As usual, however, we did not do that. Instead, we stayed up until two in the morning chatting with Adam, of s/v Eve (hardeehar), a single-hander from Brooklyn who pulled into the marina yesterday, and listening in our cockpit to the live zydeco versions of Beatles tunes from the bar on the water next to the marina, and frying up some delicious summer squash and tomato over rice at midnight. So we didn’t leave Bimini until noon and wasted half of a lovely fading cold front. Oh well. We’ll get the hang of it eventually. Either that, or we’ll end up beating into 35-knot trade winds and eight-foot seas for an eternity. I don’t think it’d take very much of that to learn our lesson.

It was still a gorgeous sail. The Great Bahama Bank is a shallow stretch of water that stretches fifty miles from Bimini to the Berry Islands. After we got comfortable with depths of 7-8 feet, we pulled out all our sail and had a lovely gurgling beat at around four knots across the Bank. Sometimes I think Secret sails best on a beat at 5-10 knots. She flies across the water, with the least bit of a tilt sideways, the water burbling past.

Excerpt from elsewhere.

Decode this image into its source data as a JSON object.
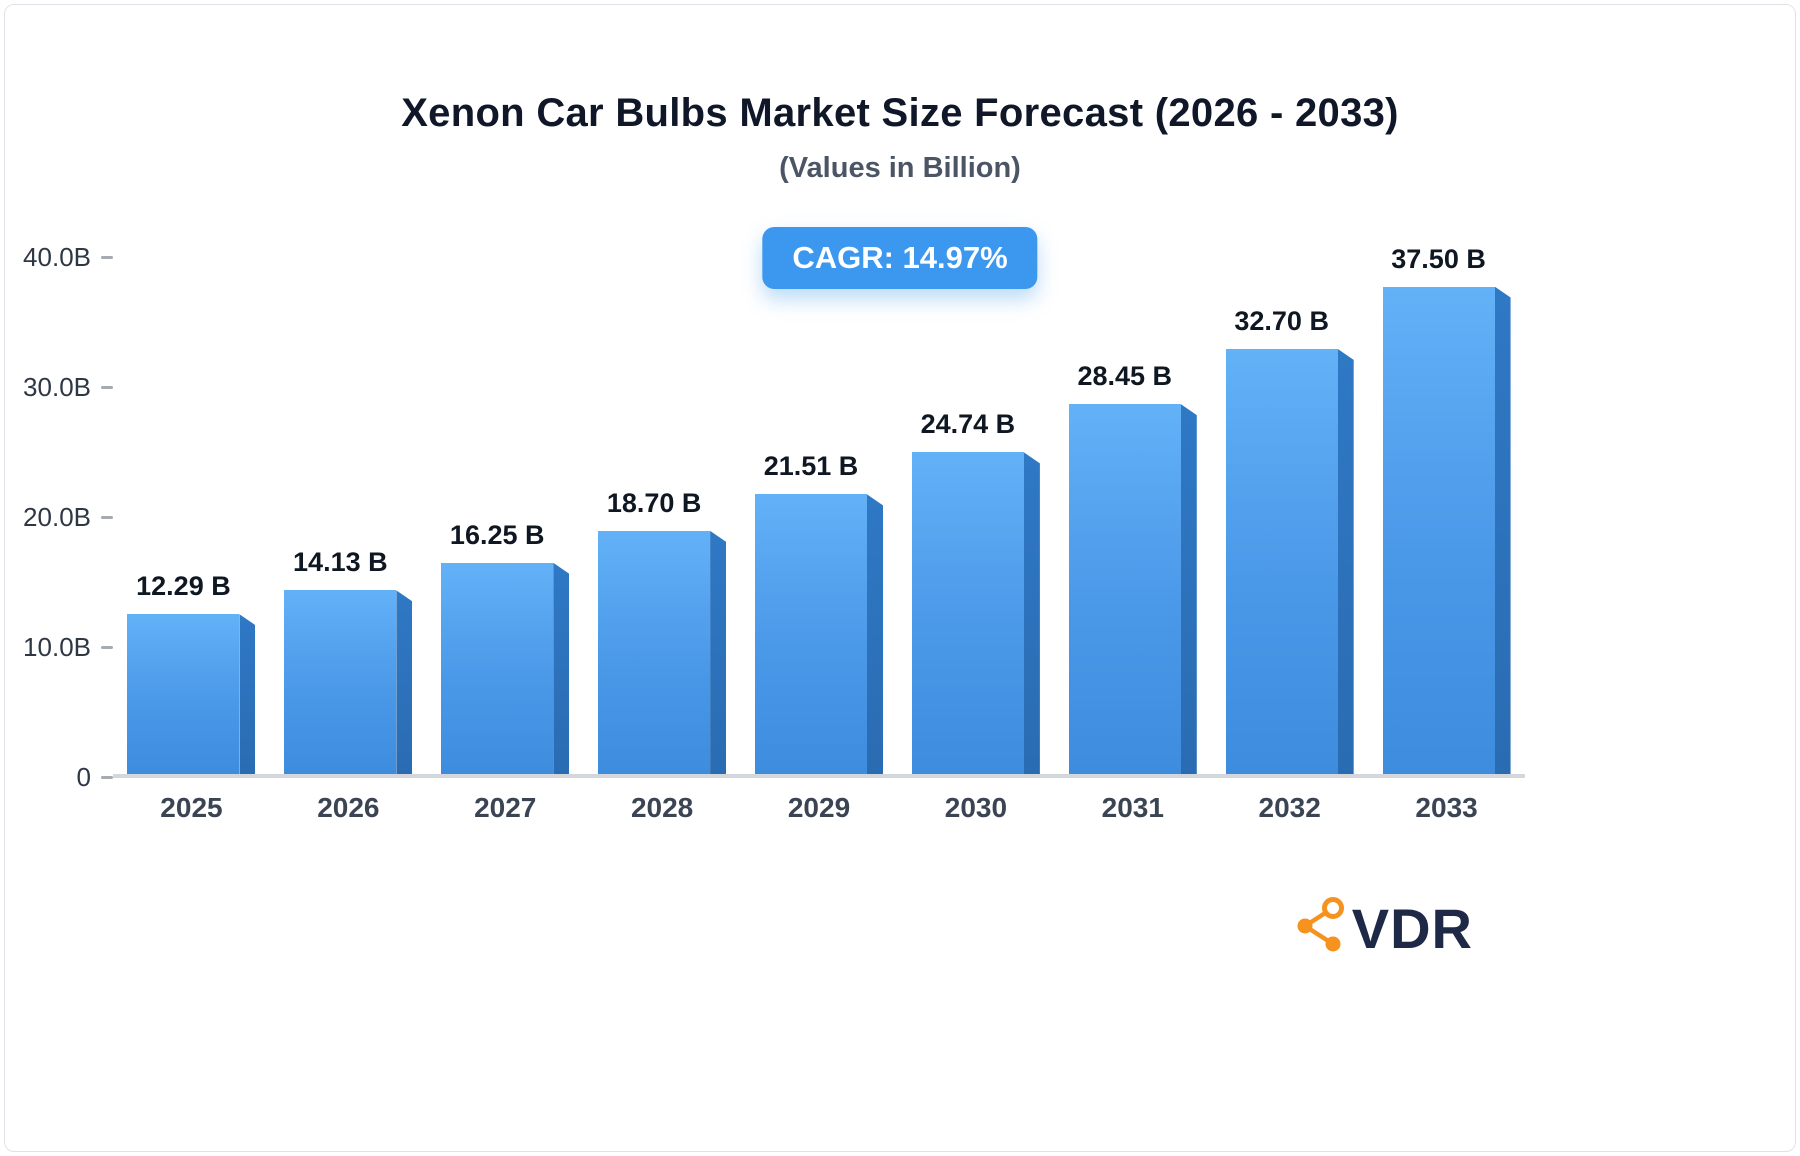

It was exhilarating.

Even more exhilarating is our anchorage tonight. There’s absolutely nothing out here, so the guidebooks recommend anchoring two miles below the rhumbline to cross the Bank, to put out an anchor light, and hope you don’t get run into by another boat on a night passage. So we’re anchored completely out of sight of land. It’s just us, our little house, and the almost full moon, in the middle of the great wide ocean.